Atualmente, Marco Galinha acompanha a Global Media nas notícias e nas reuniões em que está presente no Conselho de Administração, uma vez que já não tem funções executivas.
“A minha função na empresa é auxiliar naquilo que posso, a decisão foi tomada porque havia um período do grupo Bel sair deste projeto nesta fase”, até para se concentrarem na “sua essência” de operador logístico, numa empresa que tem de tomar as decisões, quer na Vasp, quer na distribuição.
Também a Vasp tem “uma grande relação” com os media e “existiam incompatibilidades de estar à frente da Global Media e assumir 100% da Vasp”, por razões de concorrência, “então esta decisão tinha que ser tomada”.
Sobre o eventual despedimento coletivo na Global Media, o empresário refere que as reestruturações dos projetos de media estão a acontecer em todo o mundo. Com a “continuidade de todas estas ameaças que vemos atualmente os projetos têm de ser viáveis e há que tomar decisões e imagino que o fundo tome as decisões”, tal como a nova equipa de gestão, que “são essenciais para a continuidade da empresa”.
Venda da Lusa bem encaminhada
Marco Galinha garante “não haver qualquer razão para preocupação” relativamente à venda das participações da Agência Lusa e que “as coisas estão muito bem encaminhadas”, depois de ter confirmado, a 4 de agosto, que o grupo Bel tinha vendido “parte da Global Media” à Union Capital Group e que não era estratégico ter uma participação na agência de notícias, tendo o Estado manifestado interesse em comprar as participações, que perfazem 45,71%.
“Os negócios normalmente têm a sua confidencialidade e não nos permite alongar muito”, começa por dizer Marco Galinha, quando questionado sobre o ponto de situação das negociações. “Mas o que eu posso dizer é que não era do interesse estratégico estar a ter uma empresa tão importante portuguesa num fundo que não era português.

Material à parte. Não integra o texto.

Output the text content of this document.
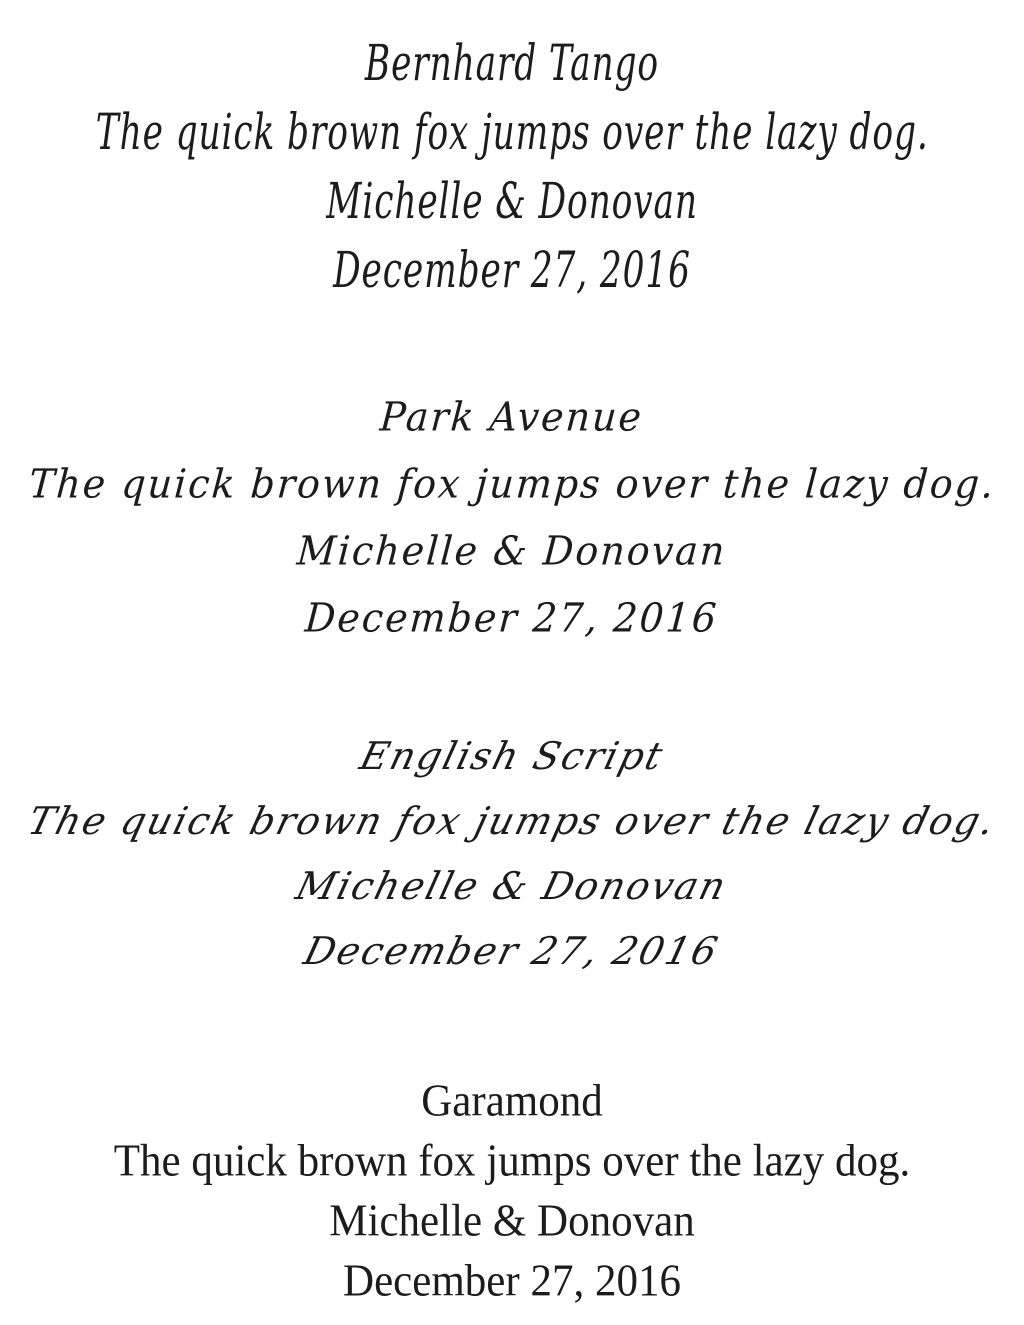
Bernhard Tango
The quick brown fox jumps over the lazy dog.
Michelle & Donovan
December 27, 2016
Park Avenue
The quick brown fox jumps over the lazy dog.
Michelle & Donovan
December 27, 2016
English Script
The quick brown fox jumps over the lazy dog.
Michelle & Donovan
December 27, 2016
Garamond
The quick brown fox jumps over the lazy dog.
Michelle & Donovan
December 27, 2016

Com a saída do grupo Bel do controlo acionista da mãe da Lusa, não fazia sentido uma empresa com uma grande importância nacional estar nas mãos de um grupo estrangeiro”, acrescenta.
O Estado, através da Direção-Geral do Tesouro e Finanças, detém 50,15% da Lusa, com a Global Media ser detentora de 23,36% e a Páginas Civilizadas 22,35%. O fundo controla a maioria (51%) do capital da Páginas Civilizadas, que detém 41,5% da GMG.
Questionado sobre os valores que estão a ser negociados, Marco Galinha não avança detalhes: “O que eu sei é o que temos na contabilidade. Os valores que nós falámos são três vezes abaixo do valor de custo, no caso da Global e das outras empresas, mas já falámos e até pode ser que isto chegue a um final feliz”.
Sobre se existe um prazo para negociar a venda da Lusa, tendo em conta que a Assembleia da República será dissolvida dentro de pouco tempo, o empresário remata: “Eu diria que não vai haver qualquer razão para preocupação, as coisas estão muito bem encaminhadas”.
O também atual chairman da Global Media Group admite a possibilidade de se poder chegar a um acordo esta semana, mas está tudo em aberto: “Como não há interesse estratégico, portanto, só faz sentido haver uma proposta que agrade ambas as partes”.
A Impresa concluiu, a 31 de dezembro de 2021, a venda da posição que detinha na Lusa à Páginas Civilizadas por 1,25 milhões de euros. Além do Estado, da Global Media e da Páginas Civilizadas, a Lusa conta ainda com a Notícias de Portugal (2,72%), Público (1,38%), RTP (0,03%) e Empresa Diário do Minho (0,01%) na sua estrutura acionista.